Sikh boy withdrawn from school because he can’t carry “holy” dagger
A 14 year old Sikh boy has been withdrawn from Compton School in Barnet, North London amid claims of religious discrimination after the school refused to permit him to carry a ceremonial kirpan dagger. When he arrived for school, he was asked whether he was carrying the 5in kirpan. When he said yes, the school turned him away saying that the dagger represented a health and safety risk.
Now Sikh activists are accusing the school of religious discrimination, saying that the kirpan is one of five “articles of faith” that “must” be carried at all times.
The school governors have said they have tried to find a compromise, suggesting that he could wear a 2in version of the dagger, welded into a sheath. But that was rejected as the family who said that would be a “replica” and not a “holy” object. The boy has been carrying the dagger for two years, but it was only last month that he was told it was not allowed.
The headmaster of the school said that the boy’s place at the school was being held open should he feel able to wear the compromise version of the kirpan. But, of course, there can never be compromise in these cases. The religious activists who bring them will give no quarter.
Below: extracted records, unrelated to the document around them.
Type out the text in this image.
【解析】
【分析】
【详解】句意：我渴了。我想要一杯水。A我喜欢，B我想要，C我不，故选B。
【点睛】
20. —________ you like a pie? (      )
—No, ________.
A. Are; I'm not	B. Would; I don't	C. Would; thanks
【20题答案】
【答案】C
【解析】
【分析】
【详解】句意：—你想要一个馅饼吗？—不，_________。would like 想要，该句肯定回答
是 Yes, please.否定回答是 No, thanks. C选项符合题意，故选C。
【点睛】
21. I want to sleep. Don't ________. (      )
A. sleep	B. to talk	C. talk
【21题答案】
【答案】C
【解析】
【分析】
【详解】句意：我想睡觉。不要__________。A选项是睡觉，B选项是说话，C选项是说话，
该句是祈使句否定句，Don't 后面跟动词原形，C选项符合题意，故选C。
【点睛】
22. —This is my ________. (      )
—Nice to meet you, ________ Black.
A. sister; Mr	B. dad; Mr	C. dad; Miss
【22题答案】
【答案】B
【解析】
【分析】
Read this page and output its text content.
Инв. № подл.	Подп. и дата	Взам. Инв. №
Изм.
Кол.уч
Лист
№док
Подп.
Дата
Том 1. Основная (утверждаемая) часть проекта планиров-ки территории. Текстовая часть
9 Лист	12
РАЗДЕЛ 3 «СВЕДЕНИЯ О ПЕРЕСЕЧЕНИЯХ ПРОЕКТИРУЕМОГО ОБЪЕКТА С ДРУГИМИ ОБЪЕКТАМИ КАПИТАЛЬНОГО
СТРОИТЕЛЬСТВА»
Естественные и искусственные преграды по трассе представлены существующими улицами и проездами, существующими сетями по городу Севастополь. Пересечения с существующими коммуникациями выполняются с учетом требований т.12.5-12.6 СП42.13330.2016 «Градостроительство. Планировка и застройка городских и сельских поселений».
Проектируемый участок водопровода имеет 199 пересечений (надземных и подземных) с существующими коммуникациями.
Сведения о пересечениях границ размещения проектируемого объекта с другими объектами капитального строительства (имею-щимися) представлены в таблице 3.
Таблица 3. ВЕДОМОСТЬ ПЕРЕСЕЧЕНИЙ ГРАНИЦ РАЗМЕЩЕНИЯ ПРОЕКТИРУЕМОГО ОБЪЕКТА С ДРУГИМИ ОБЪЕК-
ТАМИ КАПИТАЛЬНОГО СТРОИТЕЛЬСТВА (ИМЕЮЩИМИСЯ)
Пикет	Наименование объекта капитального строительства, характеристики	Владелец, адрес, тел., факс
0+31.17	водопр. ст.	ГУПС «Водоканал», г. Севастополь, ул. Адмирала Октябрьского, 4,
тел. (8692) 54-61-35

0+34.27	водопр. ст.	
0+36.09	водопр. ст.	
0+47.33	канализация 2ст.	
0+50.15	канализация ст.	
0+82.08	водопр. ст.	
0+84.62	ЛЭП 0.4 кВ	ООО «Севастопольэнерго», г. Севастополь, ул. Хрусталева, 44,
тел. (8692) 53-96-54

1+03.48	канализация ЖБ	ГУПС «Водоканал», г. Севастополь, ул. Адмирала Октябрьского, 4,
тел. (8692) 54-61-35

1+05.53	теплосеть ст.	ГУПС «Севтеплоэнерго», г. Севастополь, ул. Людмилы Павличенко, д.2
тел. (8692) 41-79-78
Mejindarpal Kaur, director of community group United Sikhs, said: “The Compton School's decision is a blow to religious freedom in Barnet – schools throughout the UK have accommodated Sikh students who wear a kirpan.” The boy is now being privately educated.
The Department for Children, Schools and Families said it was up to schools to make their own policy on the carrying of the kirpan and that, if challenged, it would be up to the courts to decide.
Terry Sanderson, President of the National Secular Society, said: “This is yet another example of religious activists trying to carve out special privileges for themselves by claiming discrimination where there is none. No other pupil in the school is permitted to walk around with a dagger, so why should this boy be made a special case? He may have no intention of misusing the dagger, but who is to say that someone else might not take it from him? The presence of knives in schools is a menace. Imagine the furore if someone was injured by this knife. The school would be sued mercilessly if it was known that it had deliberately allowed such a dangerous object into the classroom or school yard.”